前作の“静”の緊張に対し、次作はいわば“動”の緊迫。前作の登場人物たちは流れの中、否応なしの状況へと巻き込まれていくが、
次作の主人公は自らの意志で時代の流れに飛び込もうとする。その主人公の正義と、望むと望まざるとにかかわらず彼と関わっていく人間たち、
それぞれの正義、それぞれの信念、それぞれの人生が交錯する。
多層的な物語は登場人物の誰に寄り添って観るかでがらりと様相を変える。誰にとっても、きっと自分と重なる部分があるはずだ。
ドラマは前作からさらに深くなり、殺陣場面はさらに迫力を増す。果たしてこのダイナミックな物語を、どんな俳優たちがどのように演じるのか、
そして何より三上監督がどのように映像化するのか。今から期待が膨らむ。

■魂に問いかける次作

だが、三上映画を三上映画たらしめるのは、単に力を持った出演陣、制作陣によるものだけではない。彼らすべてが、本物の映画を創るという監督の揺るぎない決意に共鳴する。だからこそ、自ら「したい」「やりたい」という意思を持って集まる。

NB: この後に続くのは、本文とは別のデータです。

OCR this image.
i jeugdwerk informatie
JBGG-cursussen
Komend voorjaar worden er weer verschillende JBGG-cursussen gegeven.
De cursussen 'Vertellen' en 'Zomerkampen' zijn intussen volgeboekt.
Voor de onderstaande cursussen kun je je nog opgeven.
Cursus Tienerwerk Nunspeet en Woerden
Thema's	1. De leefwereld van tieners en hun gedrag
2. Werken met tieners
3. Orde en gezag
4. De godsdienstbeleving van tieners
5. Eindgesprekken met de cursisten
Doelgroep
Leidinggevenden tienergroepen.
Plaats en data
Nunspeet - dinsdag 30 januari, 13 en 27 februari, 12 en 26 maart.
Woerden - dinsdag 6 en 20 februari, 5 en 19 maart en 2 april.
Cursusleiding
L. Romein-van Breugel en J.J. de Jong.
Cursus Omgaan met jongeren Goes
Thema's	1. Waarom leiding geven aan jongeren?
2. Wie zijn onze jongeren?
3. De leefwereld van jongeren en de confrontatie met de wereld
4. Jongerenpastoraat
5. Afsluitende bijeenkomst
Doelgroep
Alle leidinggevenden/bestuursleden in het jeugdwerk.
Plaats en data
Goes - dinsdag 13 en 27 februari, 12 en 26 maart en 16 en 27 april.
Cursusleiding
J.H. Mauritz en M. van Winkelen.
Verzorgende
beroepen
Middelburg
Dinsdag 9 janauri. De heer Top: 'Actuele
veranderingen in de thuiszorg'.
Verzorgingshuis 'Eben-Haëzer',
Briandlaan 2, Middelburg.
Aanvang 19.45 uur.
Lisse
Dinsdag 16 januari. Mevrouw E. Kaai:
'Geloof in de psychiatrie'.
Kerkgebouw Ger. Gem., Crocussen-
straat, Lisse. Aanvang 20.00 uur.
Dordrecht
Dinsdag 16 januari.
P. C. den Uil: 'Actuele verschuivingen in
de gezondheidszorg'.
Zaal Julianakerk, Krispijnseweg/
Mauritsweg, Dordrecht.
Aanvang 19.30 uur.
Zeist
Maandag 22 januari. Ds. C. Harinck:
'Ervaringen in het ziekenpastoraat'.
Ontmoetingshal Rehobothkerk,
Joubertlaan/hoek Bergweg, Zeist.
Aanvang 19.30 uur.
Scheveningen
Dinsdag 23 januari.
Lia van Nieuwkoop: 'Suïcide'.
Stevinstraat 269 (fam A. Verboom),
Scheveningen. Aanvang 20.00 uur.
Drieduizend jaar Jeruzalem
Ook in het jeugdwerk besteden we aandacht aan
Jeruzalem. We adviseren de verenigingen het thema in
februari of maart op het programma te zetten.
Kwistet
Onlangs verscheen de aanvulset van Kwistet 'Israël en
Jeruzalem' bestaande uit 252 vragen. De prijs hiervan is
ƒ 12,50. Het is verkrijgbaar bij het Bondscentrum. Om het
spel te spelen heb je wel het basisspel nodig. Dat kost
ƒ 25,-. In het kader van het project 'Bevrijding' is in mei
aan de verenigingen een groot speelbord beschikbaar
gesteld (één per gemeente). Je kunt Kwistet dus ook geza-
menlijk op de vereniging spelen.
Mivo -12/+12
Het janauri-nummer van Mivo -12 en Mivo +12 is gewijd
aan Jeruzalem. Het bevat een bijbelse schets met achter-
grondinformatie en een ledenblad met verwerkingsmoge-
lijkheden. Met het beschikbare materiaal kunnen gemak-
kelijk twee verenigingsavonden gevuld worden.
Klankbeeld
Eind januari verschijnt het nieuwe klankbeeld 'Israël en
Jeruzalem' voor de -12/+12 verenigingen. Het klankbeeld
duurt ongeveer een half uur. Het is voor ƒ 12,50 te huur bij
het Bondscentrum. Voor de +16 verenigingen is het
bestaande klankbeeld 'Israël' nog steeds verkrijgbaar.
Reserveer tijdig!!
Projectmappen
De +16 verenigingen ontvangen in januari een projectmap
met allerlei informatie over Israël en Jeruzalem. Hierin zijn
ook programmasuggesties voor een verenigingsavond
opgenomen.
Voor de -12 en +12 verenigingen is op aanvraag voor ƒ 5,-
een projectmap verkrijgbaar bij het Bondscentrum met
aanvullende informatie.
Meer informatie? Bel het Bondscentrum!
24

三上監督とスタッフやキャスト、そして三上作品に触れた観客たちの想いが重なり、連なり、魂の激動を巻き起こす。
前作が研ぎ澄まされた一本の日本刀なら、次作は間違いなくその刀を振るう真剣勝負だ。
人として、何を信じ、どう生きるのか。観る者の心を貫き、魂に問いかける。